Seamos serios: ¿alguien sigue creyendo, a estas alturas, que las guerras actuales se libran por principios? En Siria se nos dijo que era por «liberar al pueblo», aunque detrás estaba la urgencia de aislar a Irán, cortar la ruta hacia Hezbolá y, de paso, evitar que un gasoducto de Teherán llegara al Mediterráneo. Mientras se buscaban pretextos nobles, los cristianos eran arrasados. A nadie pareció importarle demasiado.

Podríamos consolar nuestra conciencia diciendo que al menos defendemos la democracia, esa palabra mágica que justifica cualquier intervención. Pero la democracia —cuando es auténtica— no vive solo de urnas y sufragios, sino de instituciones sólidas, de un Estado de derecho que protege la libertad de los ciudadanos frente a los abusos del poder. Ahí, precisamente ahí, es donde nuestras sociedades muestran sus fracturas.

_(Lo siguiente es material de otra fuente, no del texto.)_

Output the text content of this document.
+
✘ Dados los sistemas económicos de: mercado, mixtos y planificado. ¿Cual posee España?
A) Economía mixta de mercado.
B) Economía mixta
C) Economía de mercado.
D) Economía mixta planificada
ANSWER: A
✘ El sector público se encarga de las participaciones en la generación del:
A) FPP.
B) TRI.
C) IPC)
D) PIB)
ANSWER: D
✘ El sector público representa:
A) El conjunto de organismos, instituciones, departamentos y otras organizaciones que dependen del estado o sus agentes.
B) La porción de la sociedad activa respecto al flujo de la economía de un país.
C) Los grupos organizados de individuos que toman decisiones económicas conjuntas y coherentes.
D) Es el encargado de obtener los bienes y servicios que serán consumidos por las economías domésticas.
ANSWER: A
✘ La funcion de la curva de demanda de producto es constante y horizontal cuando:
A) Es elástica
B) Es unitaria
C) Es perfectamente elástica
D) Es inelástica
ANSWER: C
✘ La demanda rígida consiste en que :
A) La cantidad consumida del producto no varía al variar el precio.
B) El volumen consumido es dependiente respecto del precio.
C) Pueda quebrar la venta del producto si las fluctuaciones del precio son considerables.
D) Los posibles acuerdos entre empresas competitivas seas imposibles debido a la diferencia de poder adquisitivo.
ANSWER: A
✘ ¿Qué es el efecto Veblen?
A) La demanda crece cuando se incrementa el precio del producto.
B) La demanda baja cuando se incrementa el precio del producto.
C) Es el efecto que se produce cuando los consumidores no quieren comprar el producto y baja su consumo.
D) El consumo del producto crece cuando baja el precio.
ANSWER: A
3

En España asistimos al deterioro imparable de las instituciones, al uso partidista de la ley, a la manipulación grosera de los resortes del Estado, a las cesiones continuas a quienes quieren romper la unidad nacional. En Europa, ese gran club de las democracias ejemplares, las decisiones más trascendentales se toman en despachos cerrados por comisarios a quienes nadie ha elegido. ¿Quién ha votado a Ursula von der Leyen o a los tecnócratas que dictan desde Bruselas qué se puede cultivar y qué no?

Aun así, la fe en la superioridad moral de Occidente es tozuda. Seguimos creyendo que llevamos la civilización al mundo mientras asfixiamos a nuestros agricultores con normativas imposibles y permitimos al mismo tiempo la entrada masiva de productos de Marruecos que no cumplen ni una décima parte de nuestras exigencias. Nos imponemos normas suicidas y luego aplaudimos la competencia desleal. Eso sí, todo por «el progreso», «la transición ecológica» y otras etiquetas brillantes que esconden vacíos aún más grandes que nuestras arcas públicas.

Y así estamos, convencidos de que somos el ejemplo a seguir, mientras importamos la mano de obra barata que sostenga un sistema que se hunde, vendemos nuestros valores al mejor postor y olvidamos a los nuestros cuando mueren por defender su fe.

No es una llamada al cinismo, tampoco una negación de que hay valores que merecen ser defendidos. Pero quizás ha llegado la hora de moderar los sermones al mundo y dirigir una mirada más crítica a nosotros mismos. No nos vendría mal mirar a los cristianos sirios, nigerianos y chinos con humildad. Aprender de quienes, en vez de predicar la libertad desde un púlpito de privilegios, siguen dispuestos a sacrificarse por lo que creen. Y dejar, de paso, de mirar siempre la paja en el ojo ajeno, mientras la viga en el nuestro amenaza con derribarnos.